Kirby was an interesting student as he was a ball of energy and had no boundaries. He was also quite a challenge to work with because he hated subtraction. In order to explain why he was a challenge to work with be aware that inappropriate language will be used and it will not be coming from my mouth.
Every day morning work is assigned to each scholar as a way to get them focused for the academic day. In Kirby's case he had math worksheets that were either addition or subtraction. Doing the addition worksheet was a piece of cake but subtraction was always an adventure. Fortunately my experiences with Kirby had me well prepared.

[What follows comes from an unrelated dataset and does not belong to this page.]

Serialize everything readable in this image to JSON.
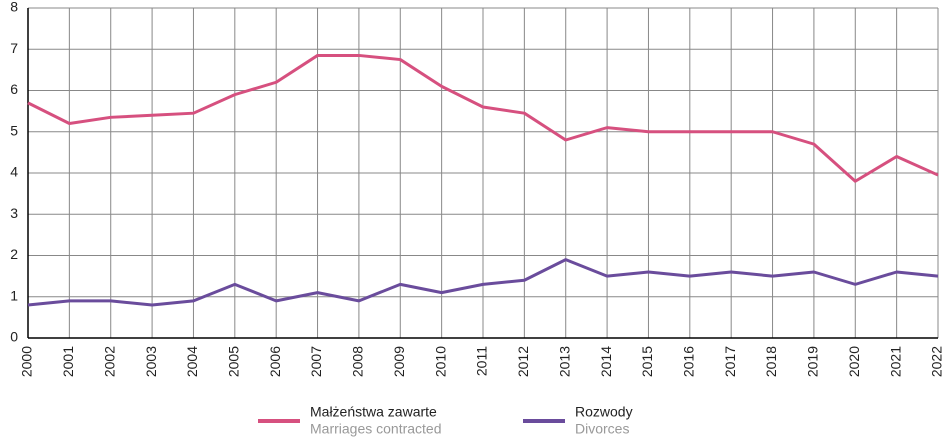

BaseG is in charge and he gets every one calmed down and passes out the morning work every day. His last drop off point is Kirby who is in the back row. From my view at the back of the room he is right by me. The subtraction worksheet lands on Kirby's desk. After looking at it he goes into full
battle mode. I hate subtraction and I'm not doing it as the worksheet is being tossed in the air. I get up and retrieve the work sheet. He takes it and again tosses it in the air and this time his pencil also goes airborne. I am not doing subtraction can I pleeaassee do addition. I retrieve the pencil and worksheet and hand them to him. He takes the work sheet and says to me Mr. S you're starting to piss me off as he tears the worksheet in half. I'm prepared for this defensive tactic as I have multiple copies of the worksheet so I hand him another one. Twice more the worksheet is torn in half and he states to me that he is going to stab me and punch me. So I say to him you go ahead and punch me. When you get so tired of punching me that you can no longer punch me you are still going to have to
do this worksheet.
As I said in the beginning I'm in a grade school. We have scholars fromkindergarten through sixth grade. So you know Kirby is in one of the lower grades. I lost this battle but I guarantee you this the war is not over. More on Kirby later.